El autor de "El laberinto de la soledad" era el nieto de un liberal porfiriano, Irineo Paz, e hijo de un abogado zapatista, asesor intelectual de Emiliano Zapata, hombre de vida compleja cuyos artículos políticos zapatistas pasaba en máquina el joven y precoz Octavio Paz en su casa de Mixcoac. Desde sus años de estudiante de bachillerato y universidad Paz militó en movimientos de izquierda y viajó a Yucatán a trabajar con los campesinos, antes de ser invitado a los 23 años de edad como representante de la izquierda mexicana al congreso de la Alianza de intelectuales antifascistas para la defensa de la cultura en Madrid y Valencia en 1937, donde se codeó con las grandes figuras progresistas de la poesía y la literatura de entonces como André Malraux, César Vallejo, Pablo Neruda, Antonio Machado y Rafael Alberti, entre otros muchos.

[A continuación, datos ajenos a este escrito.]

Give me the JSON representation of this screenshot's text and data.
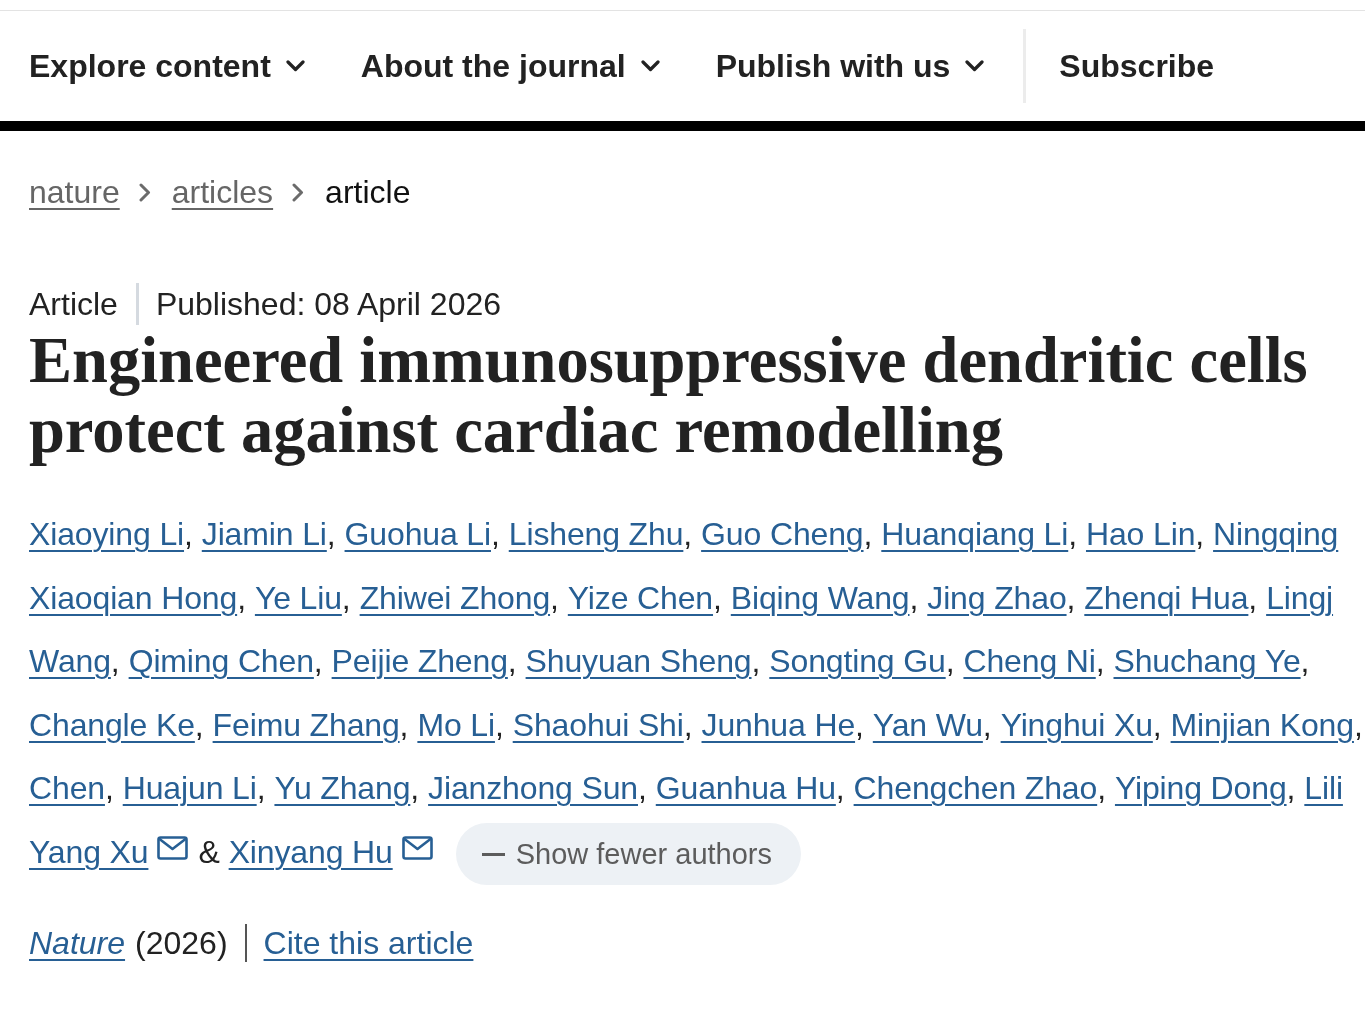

Leer su obra nos ayuda a comprender la rica complejidad de un México sincrético, anclado en el milenario pasado de sus múltiples civilizaciones prehispánicas, luego enriquecido por los largos siglos barrocos de la colonia, agitado por las batallas entre conservadores y liberales del siglo XIX y marcado para siempre con trazos de sangre por la Revolución mexicana de 1910 y la posterior solidificación de la misma encarnada en el todopoderoso Partido Revolucionario Institucional (PRI), para él un verdadero "ogro filántrópico" al que fue cada vez más fiel hacia el final. El ogro lo protegió en sus últimos meses de enfermedad, después del incendio de su casa, en una casona colonial de Coyoacán, escoltado como un mandatario por el mismísimo Estado mayor presidencial y cuya propia silla de ruedas de enfermo terminal fue impulsada varias veces por el propio presidente de la República, el joven Ernesto Zedillo Ponce de León, el Tlatoani protector.
A casi 20 años de su muerte podemos volver con más serenidad a leer su obra múltiple y rescatar de él al intelectual que quiso hablar de igual a igual con las ideas y las literaturas mundiales, encarnarse en las tradiciones milenarias de Occidente y Oriente sin desechar lo prehispánico y contribuir a que la poesía y la literatura sean espacios de libertad, modernidad y reflexión lúcida sobre la existencia, en un mundo agitado donde las guerras religiosas vuelven a ensombrecer el panorama y las fuerzas del dinero y el mal acechan y abogan por nuevas guerras y conflictos que tocará a otros conjurar y analizar.